Jantung Ziva seakan berhenti berdetak saat merasakan sentuhan hangat di bibirnya. Ammar melakukan tindakan diluar dugaan. Pria itu menciumnya?
Bibir itu.. lembut dan hangat.
Hentikaaaan…! Ini nggak bener. Ziva menjerit dalam hati. Ia ingin mendorong dada Ammar, tapi tubuh Ziva sama sekali tak bergerak, organ tubuhnya mendadak kaku. Ia diam saja dan membiarkan semuanya berlalu cukup lama. Sementara kejadian terus berlalu, kepalanya dipenuhi dengan pesan ibunya yang mengatakan agar ia harus menjaga kehormatannya sebagai wanita.
Ammar memundurkan wajah. Kemudian berpaling saat tiba-tiba mukanya memanas, salah tingkah. Ia bangkit berdiri dan berkata, “Masuklah. Hari sudah sore.”
Ammar berjalan meninggalkan lapangan menuju ke pintu masuk. Ia melengos saja saat berpapasan dengan Aisa di ambang pintu. Melihat gelagat Aisa yang menunduk dan kebingungan, Ammar yakin Aisa melihat peristiwa di lapangan badminton tadi.
Ammar menuju ke kamarnya dengan langkah lebar. Ia tidak memperdulikan Afiqa yang berteriak memanggilnya minta ditemani nonton saat melintasi ruangan keluarga. Ammar menutup pintu kamar dan menggeleng-gelengkan kepala sambil menarik sudut bibirnya mengenang kejadian di lapangan tadi.
Di sisi lain, Ziva masih terdiam di lapangan sembari menggigit bibir. Ia tidak tahu apa yang ada di dalam pikiran Tuan Mudanya sampai-sampai pria itu menciumnya. Sensasi itu tidak pernah ia rasakan dan terasa menggelora saat terjadi dengan Ammar. Ia tahu itu adalah sebuah kesalahan, tapi kenapa ia menyukainya?

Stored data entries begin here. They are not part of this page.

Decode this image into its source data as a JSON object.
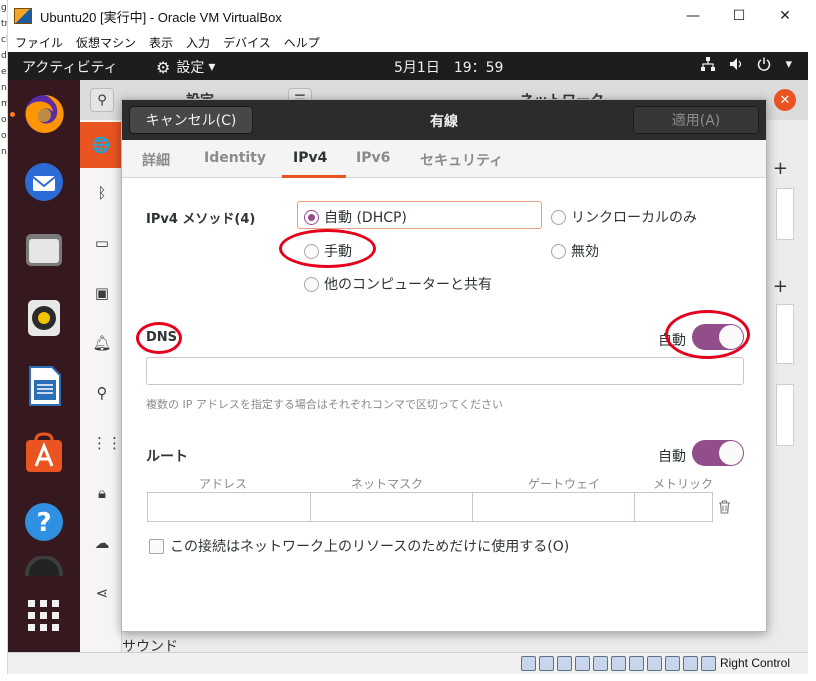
{
  "host_strip": [
    "g",
    "tr",
    "ch",
    "d",
    "e",
    "na",
    "ma",
    "og",
    "om",
    "ne"
  ],
  "window": {
    "title": "Ubuntu20 [実行中] - Oracle VM VirtualBox",
    "minimize": "—",
    "maximize": "☐",
    "close": "✕"
  },
  "menubar": [
    "ファイル",
    "仮想マシン",
    "表示",
    "入力",
    "デバイス",
    "ヘルプ"
  ],
  "topbar": {
    "activities": "アクティビティ",
    "app_menu": "設定",
    "app_menu_arrow": "▾",
    "clock": "5月1日　19：59",
    "menu_arrow": "▾"
  },
  "settings_bg": {
    "header_title": "設定",
    "header_right": "ネットワーク",
    "sound_label": "サウンド"
  },
  "dialog": {
    "cancel": "キャンセル(C)",
    "title": "有線",
    "apply": "適用(A)",
    "tabs": [
      "詳細",
      "Identity",
      "IPv4",
      "IPv6",
      "セキュリティ"
    ],
    "active_tab": "IPv4",
    "ipv4_method_label": "IPv4 メソッド(4)",
    "methods": {
      "dhcp": "自動 (DHCP)",
      "link_local": "リンクローカルのみ",
      "manual": "手動",
      "disabled": "無効",
      "shared": "他のコンピューターと共有"
    },
    "selected_method": "自動 (DHCP)",
    "dns_label": "DNS",
    "dns_auto": "自動",
    "dns_auto_on": true,
    "dns_value": "",
    "dns_hint": "複数の IP アドレスを指定する場合はそれぞれコンマで区切ってください",
    "routes_label": "ルート",
    "routes_auto": "自動",
    "routes_auto_on": true,
    "route_columns": [
      "アドレス",
      "ネットマスク",
      "ゲートウェイ",
      "メトリック"
    ],
    "route_row": [
      "",
      "",
      "",
      ""
    ],
    "only_local_checkbox": "この接続はネットワーク上のリソースのためだけに使用する(O)",
    "only_local_checked": false
  },
  "statusbar": {
    "host_key": "Right Control"
  },
  "colors": {
    "accent_orange": "#e95420",
    "toggle_purple": "#924d8b",
    "annotation_red": "#e5001b",
    "dock": "#36191f"
  }
}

Sampai detik ini Ziva masih tidak percaya dengan apa yang telah Ammar lakukan. Berkali-kali ia menggelengkan kepala untuk membuang bayangan yang barusan terjadi. Tapi wajah Ammar yang berada sangat dekat dengan wajahnya terus membayang.
“Iiiih… Begok. Kenapa tadi aku diem aja? Kenapa aku nggak nolak aja?” Ziva menyesalinya. Ia berdiri sambil menggerak-gerakkan kaki, Ammar sangat ahli menyembuhkan kaki terkilir. Kini ia berjalan dengan sempurna tanpa harus merasa cidera.